1 авг. 2010 г.

The Ghost Writer

& Adam Lang: Have you really got my entire book on that little thing?
    Amelia: We can get 100 books on it, Adam. And it can be copied in a flash. That's the trouble.
    Adam: Amazing.


& Ghost: Hi, Rick. Now they want the book in two weeks. Thanks for getting me this job. Can't talk. Some peace protestors are trying to kill me.


& Amelia: Are you ill?
    Ghost: No, I'm aging. This place is Shangri-La in reverse.


& Adam: Are you saying I can't leave the United States?
    Lawyer-1: As your attorney, I strongly advise you not to travel to any country that recognizes the jurisdiction of the International Criminal Court.
    Adam: Well, just about every country in the world recognizes the ICC.
    Lawyer-1: America doesn't.
    Adam: Who else?
    Lawyer-2: Iraq, China, North Korea, Indonesia, Israel.
    Adam: And that's it?
    Lawyer-2: There are some parts of Africa.

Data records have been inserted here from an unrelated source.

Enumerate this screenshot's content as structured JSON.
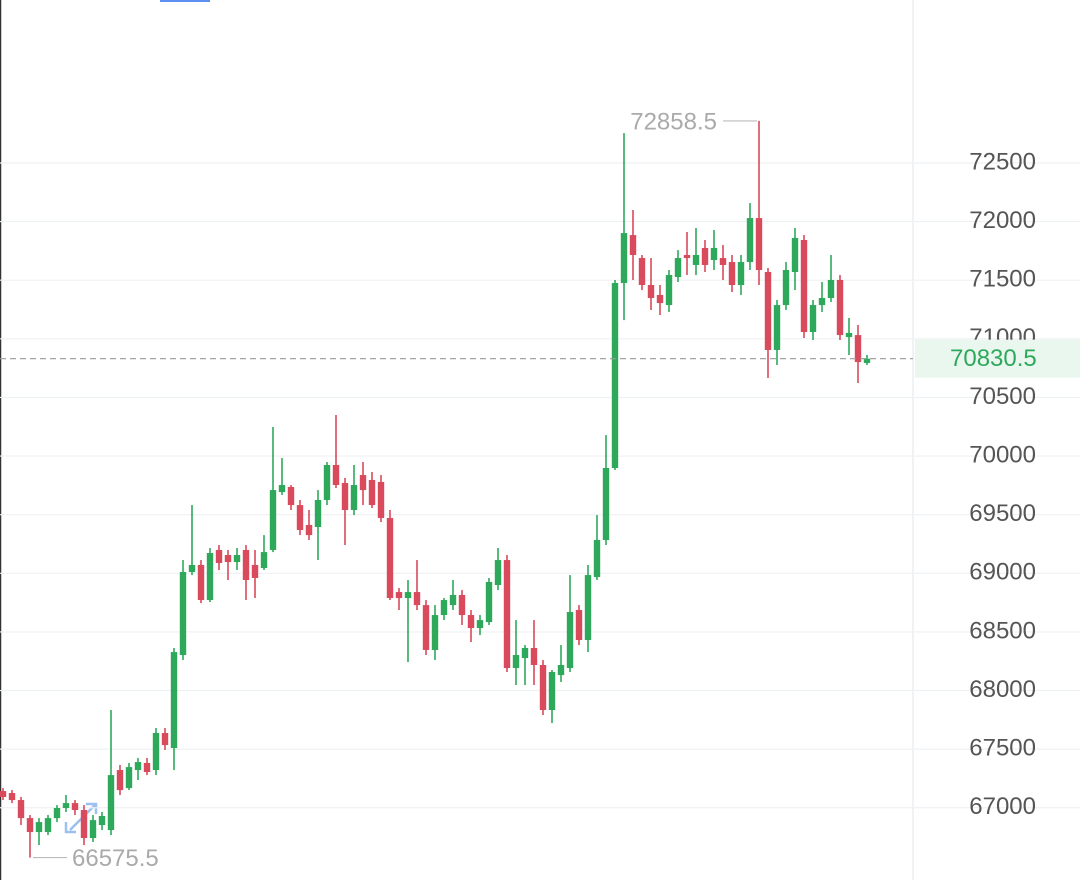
{
  "chart_data": {
    "type": "candlestick",
    "ylim": [
      66384,
      73890
    ],
    "yticks": [
      67000,
      67500,
      68000,
      68500,
      69000,
      69500,
      70000,
      70500,
      71000,
      71500,
      72000,
      72500
    ],
    "grid": true,
    "up_color": "#2ea95b",
    "down_color": "#d94a5c",
    "max_label": 72858.5,
    "min_label": 66575.5,
    "last_price": 70830.5,
    "open": [
      67143,
      67126,
      67066,
      66912,
      66793,
      66793,
      66912,
      66998,
      67040,
      66981,
      66742,
      66853,
      66810,
      67322,
      67168,
      67322,
      67382,
      67322,
      67638,
      67510,
      68303,
      69011,
      69071,
      68772,
      69199,
      69156,
      69096,
      69199,
      69071,
      69045,
      69199,
      69693,
      69736,
      69582,
      69412,
      69395,
      69625,
      69924,
      69770,
      69540,
      69838,
      69796,
      69779,
      69472,
      68840,
      68789,
      68840,
      68729,
      68346,
      68644,
      68729,
      68815,
      68644,
      68533,
      68584,
      68900,
      69113,
      68192,
      68277,
      68363,
      68218,
      67834,
      68132,
      68192,
      68687,
      68431,
      68968,
      69284,
      69898,
      71476,
      71885,
      71689,
      71459,
      71374,
      71288,
      71527,
      71715,
      71630,
      71775,
      71672,
      71689,
      71655,
      71459,
      71655,
      72030,
      71570,
      70905,
      71288,
      71570,
      71843,
      71058,
      71288,
      71348,
      71502,
      71015,
      71032,
      70794
    ],
    "high": [
      67168,
      67151,
      67092,
      66938,
      66912,
      66938,
      67023,
      67109,
      67066,
      67023,
      66938,
      66964,
      67834,
      67365,
      67382,
      67424,
      67424,
      67680,
      67680,
      68363,
      69113,
      69582,
      69113,
      69216,
      69241,
      69199,
      69216,
      69241,
      69199,
      69326,
      70248,
      69983,
      69753,
      69625,
      69540,
      69710,
      69949,
      70350,
      69813,
      69924,
      69949,
      69864,
      69838,
      69540,
      68874,
      68943,
      69113,
      68772,
      68729,
      68789,
      68943,
      68857,
      68687,
      68644,
      68960,
      69216,
      69156,
      68601,
      68388,
      68601,
      68260,
      68175,
      68388,
      68985,
      68729,
      69071,
      69497,
      70179,
      71502,
      72755,
      72099,
      71715,
      71689,
      71459,
      71587,
      71757,
      71911,
      71945,
      71843,
      71928,
      71800,
      71715,
      71715,
      72158,
      72858.5,
      71604,
      71331,
      71655,
      71945,
      71885,
      71331,
      71485,
      71715,
      71544,
      71178,
      71118,
      70862
    ],
    "low": [
      67066,
      67040,
      66853,
      66575.5,
      66682,
      66767,
      66878,
      66964,
      66938,
      66682,
      66708,
      66810,
      66767,
      67109,
      67151,
      67237,
      67279,
      67279,
      67493,
      67322,
      68260,
      68985,
      68746,
      68755,
      69028,
      68943,
      69028,
      68772,
      68789,
      69028,
      69181,
      69668,
      69540,
      69326,
      69284,
      69113,
      69582,
      69727,
      69241,
      69497,
      69582,
      69557,
      69437,
      68772,
      68687,
      68243,
      68687,
      68303,
      68260,
      68601,
      68687,
      68559,
      68414,
      68473,
      68559,
      68857,
      68158,
      68047,
      68047,
      68047,
      67791,
      67723,
      68073,
      68158,
      68388,
      68328,
      68943,
      69241,
      69881,
      71160,
      71502,
      71416,
      71246,
      71203,
      71229,
      71485,
      71544,
      71544,
      71570,
      71587,
      71502,
      71399,
      71374,
      71587,
      71459,
      70666,
      70777,
      71246,
      71416,
      71007,
      70990,
      71229,
      71314,
      70990,
      70862,
      70623,
      70777
    ],
    "close": [
      67092,
      67066,
      66912,
      66793,
      66878,
      66912,
      66998,
      67040,
      66981,
      66742,
      66895,
      66930,
      67279,
      67151,
      67347,
      67390,
      67305,
      67638,
      67535,
      68328,
      69011,
      69071,
      68772,
      69173,
      69088,
      69096,
      69156,
      68943,
      68960,
      69181,
      69710,
      69753,
      69582,
      69369,
      69326,
      69625,
      69924,
      69753,
      69540,
      69753,
      69710,
      69582,
      69472,
      68789,
      68789,
      68840,
      68729,
      68346,
      68644,
      68772,
      68815,
      68644,
      68533,
      68601,
      68926,
      69113,
      68192,
      68303,
      68363,
      68218,
      67834,
      68158,
      68218,
      68670,
      68431,
      68985,
      69284,
      69898,
      71476,
      71902,
      71715,
      71459,
      71348,
      71305,
      71544,
      71689,
      71689,
      71715,
      71630,
      71775,
      71630,
      71459,
      71655,
      72030,
      71587,
      70905,
      71288,
      71587,
      71860,
      71058,
      71288,
      71348,
      71502,
      71032,
      71050,
      70802,
      70830.5
    ]
  }
}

& Hotel clerk: What can I do for you, sir?
    Ghost: You wouldn't happen to know if there are any flights leaving the airport tonight, would you?
    Clerk: Not unless you've got your own private jet.
    Ghost: I lent it to my butler.



On Imdb


~ Ну так, незамысловато. От Ghost-a избавляться, конечно, нужно. Но не так же тупогрубо.